BACKGROUND
Part-time shoulder use on freeways is an increasingly popular and practical performance-based design strategy for both reducing congestion and improving bus travel time and reliability. There are three types of part-time shoulder use: bus-on-shoulder (BOS), static shoulder use, and dynamic shoulder use. BOS is limited to authorized buses driven by trained drivers. Static shoulder use and dynamic shoulder use allow all or most vehicles to use the shoulder when it is open. Static shoulder use opens the shoulder to traffic on a fixed schedule while dynamic shoulder use opens the shoulder to traffic in response to overall traffic conditions.
Sixteen states have one or more part-time shoulder use facilities in operation on freeways, many of which have opened within the past five to ten years. In 2016 FHWA published a guide on part-time shoulder use. That publication identified the lack of tools for quantifying the safety of part-time shoulder use as a major research gap. Only two safety studies of part-time shoulder use in the United States were cited, and each was focused on a single facility. Moreover, the current Highway Safety Manual (HSM) freeway models do not explicitly consider the potential safety performance of part-time shoulder use.

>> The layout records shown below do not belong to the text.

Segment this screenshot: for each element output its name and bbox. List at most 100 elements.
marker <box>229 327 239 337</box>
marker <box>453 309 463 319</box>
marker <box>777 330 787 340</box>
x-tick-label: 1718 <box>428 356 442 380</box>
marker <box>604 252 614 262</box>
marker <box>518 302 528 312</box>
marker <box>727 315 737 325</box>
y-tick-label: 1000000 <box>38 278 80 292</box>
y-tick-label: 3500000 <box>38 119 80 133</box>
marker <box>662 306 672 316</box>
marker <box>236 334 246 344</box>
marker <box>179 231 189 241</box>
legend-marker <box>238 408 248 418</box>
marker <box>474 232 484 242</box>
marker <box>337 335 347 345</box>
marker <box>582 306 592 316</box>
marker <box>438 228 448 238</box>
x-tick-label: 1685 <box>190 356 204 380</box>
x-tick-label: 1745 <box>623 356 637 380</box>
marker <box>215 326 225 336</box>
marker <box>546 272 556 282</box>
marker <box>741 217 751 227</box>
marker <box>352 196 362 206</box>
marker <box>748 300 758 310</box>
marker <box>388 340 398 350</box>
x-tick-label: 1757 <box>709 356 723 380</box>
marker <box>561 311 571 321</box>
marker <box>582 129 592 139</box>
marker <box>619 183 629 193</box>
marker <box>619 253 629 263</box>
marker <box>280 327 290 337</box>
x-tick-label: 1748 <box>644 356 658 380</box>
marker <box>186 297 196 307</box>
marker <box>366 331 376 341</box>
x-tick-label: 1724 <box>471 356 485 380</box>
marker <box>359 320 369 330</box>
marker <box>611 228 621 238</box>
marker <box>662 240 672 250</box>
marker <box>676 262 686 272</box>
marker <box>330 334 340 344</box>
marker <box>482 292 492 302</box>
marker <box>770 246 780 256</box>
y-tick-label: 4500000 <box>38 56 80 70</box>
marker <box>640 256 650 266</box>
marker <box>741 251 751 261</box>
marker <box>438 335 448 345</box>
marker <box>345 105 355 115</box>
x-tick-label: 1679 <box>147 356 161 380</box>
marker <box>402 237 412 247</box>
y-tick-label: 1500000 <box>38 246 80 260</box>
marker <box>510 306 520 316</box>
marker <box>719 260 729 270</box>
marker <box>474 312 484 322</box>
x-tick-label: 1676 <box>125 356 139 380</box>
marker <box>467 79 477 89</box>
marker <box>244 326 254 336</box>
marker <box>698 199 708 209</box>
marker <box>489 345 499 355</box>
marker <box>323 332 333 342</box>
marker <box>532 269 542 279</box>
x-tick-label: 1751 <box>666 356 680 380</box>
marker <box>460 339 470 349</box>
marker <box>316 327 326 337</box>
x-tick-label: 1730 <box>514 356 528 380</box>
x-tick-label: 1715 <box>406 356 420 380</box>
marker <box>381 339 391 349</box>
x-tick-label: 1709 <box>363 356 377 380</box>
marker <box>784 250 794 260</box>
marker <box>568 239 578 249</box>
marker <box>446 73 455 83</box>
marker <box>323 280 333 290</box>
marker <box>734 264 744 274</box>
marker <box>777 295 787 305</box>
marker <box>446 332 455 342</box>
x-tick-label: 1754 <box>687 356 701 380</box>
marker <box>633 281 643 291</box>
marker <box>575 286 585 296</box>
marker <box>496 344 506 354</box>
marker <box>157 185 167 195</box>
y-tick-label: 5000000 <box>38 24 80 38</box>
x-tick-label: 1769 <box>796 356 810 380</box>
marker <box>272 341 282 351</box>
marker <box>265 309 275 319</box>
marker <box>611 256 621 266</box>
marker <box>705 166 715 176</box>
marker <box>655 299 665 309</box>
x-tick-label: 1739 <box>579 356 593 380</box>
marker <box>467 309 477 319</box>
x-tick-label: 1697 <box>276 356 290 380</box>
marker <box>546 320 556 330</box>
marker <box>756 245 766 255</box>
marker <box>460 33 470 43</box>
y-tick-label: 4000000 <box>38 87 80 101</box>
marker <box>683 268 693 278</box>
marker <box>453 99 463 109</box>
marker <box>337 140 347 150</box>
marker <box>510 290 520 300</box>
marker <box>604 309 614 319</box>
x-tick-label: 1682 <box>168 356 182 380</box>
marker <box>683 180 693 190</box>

Research is needed to help engineers and planners better understand both the safety performance of existing part-time shoulder use operations and the specific operational and design elements that influence (or appear to influence) their safety performance.
OBJECTIVES
The objectives of this research were to (1) develop quantitative tools for practitioners to use to evaluate safety performance of freeways with part-time shoulder use as a function of temporal, operational, and other conditions when the shoulder is open or closed to traffic, and (2) use the tools to determine the safety performance of part-time shoulder use, in order to better inform state DOT decision making on their application.